The Impact of GDPR After One Year

Scaling AI Catie Grasso

Today is GDPR's first birthday, so it's a great opportunity to look at how organizations have adapted in the last year. While most users felt the impact of GDPR in the form of cookie notifications on every single website, the General Data Protection Regulation revolutionized the way organizations must justify their usage of user data.

european union flag

Increasingly, the business model where companies provide free services in exchange for extremely valuable personal information is coming into question, with legislators and consumers bartering for consumer rights. Facebook has come out in support of radical privacy for users, however this directly contradicts their current ad-based business model.

France recently fined Google €50 million for engaging in “forced consent” for data processing. Yet many are concerned that Ireland, the location of many tech giants’ European headquarters, has not engaged in much regulatory action against the companies it houses.
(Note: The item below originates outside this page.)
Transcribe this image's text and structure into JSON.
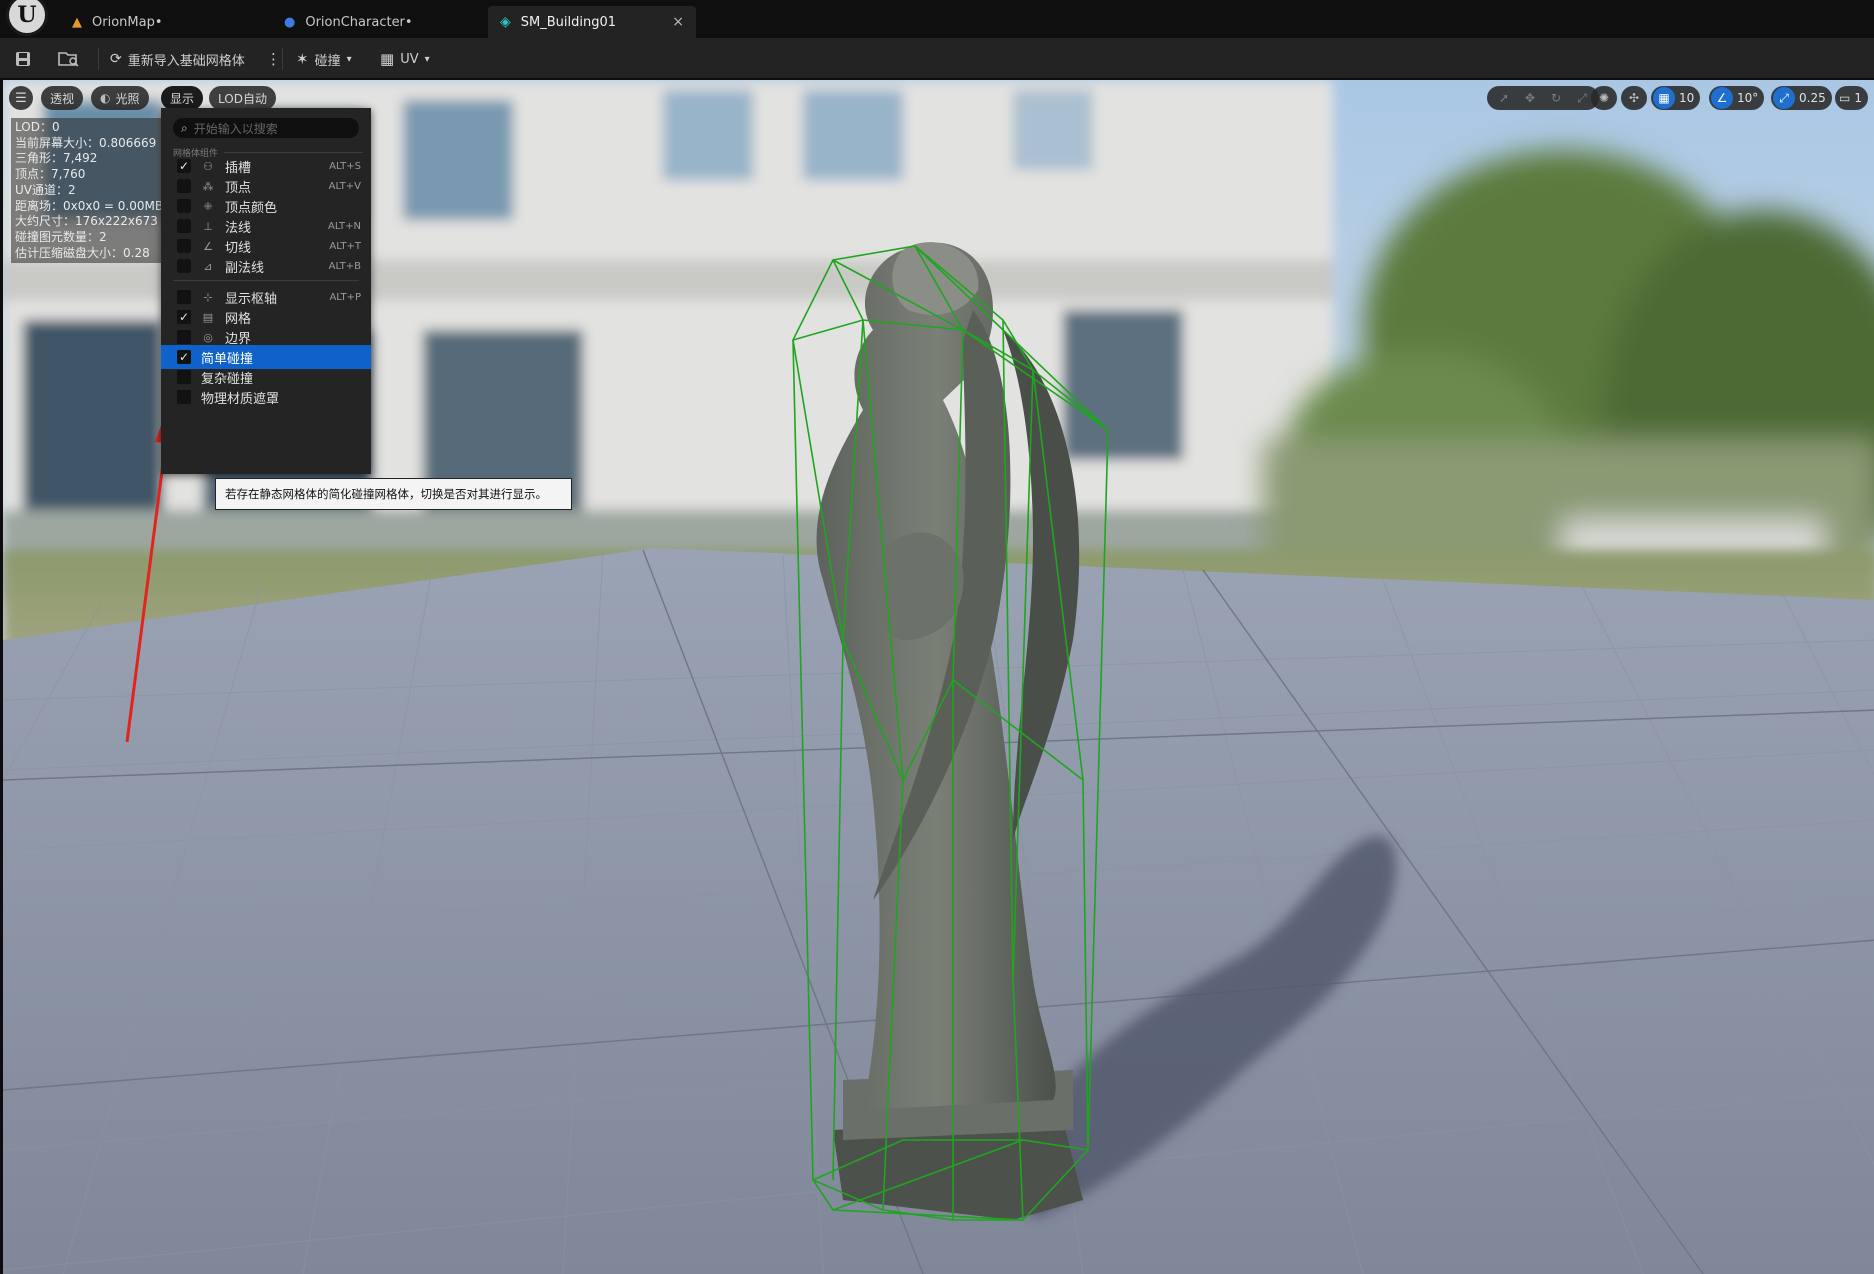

While it may be because Facebook, Google, and other giants are fully compliant with GDPR, a conflict of interests may also be possible.

Facial Recognition: The Next Frontier

facial recognition through gaming

Under GDPR, facial recognition data, since it includes biometric markers, is classified as "sensitive personal data," but this doesn't always mean that positive consent is required.  A landmark case in Cardiff, Wales just found last week that automatic facial analysis in public spaces is no different from CCTV cameras analyzed by human law enforcement officers. However, some privacy and civil liberties advocates are concerned that this will lead towards  increasingly automated discriminatory search practices.

The United States Congress begins to reckon with the biases and privacy implications of facial recognition technology, just as companies like Amazon and JetBlue are doubling down on developing the tech despite ethical concerns.

 

Increasing Global Compliance Regulations

GDPR compliance may become the easy part, as organizations face a patchwork of new compliance regulations. While some U.S. publications never adapted and still block European IP addresses, this sort of holding pattern may no longer be an option as organizations ramp up to prepare for California's Consumer Privacy Act, which will go into effect in January 2020. The Act has less stringent notification policies, but more rigorous privacy and control stipulations than GDPR, and the majority of businesses are unprepared to face it. While organizations can use their GDPR compliance as a baseline, most need to become much more agile in the ways they approach data privacy compliance. Brazil, India, Japan, and American states are working towards their own privacy restrictions. 

Golden Gate Bridge in California

Instead of being reactive, organizations must strive to proactively establish firm understanding of their data pipeline and controls over access. Once organizations take the plunge and invest in establishing a complete picture of data lineage,  new regulations will necessitate tweaks instead of complete system overhauls, saving time and investment in the long run.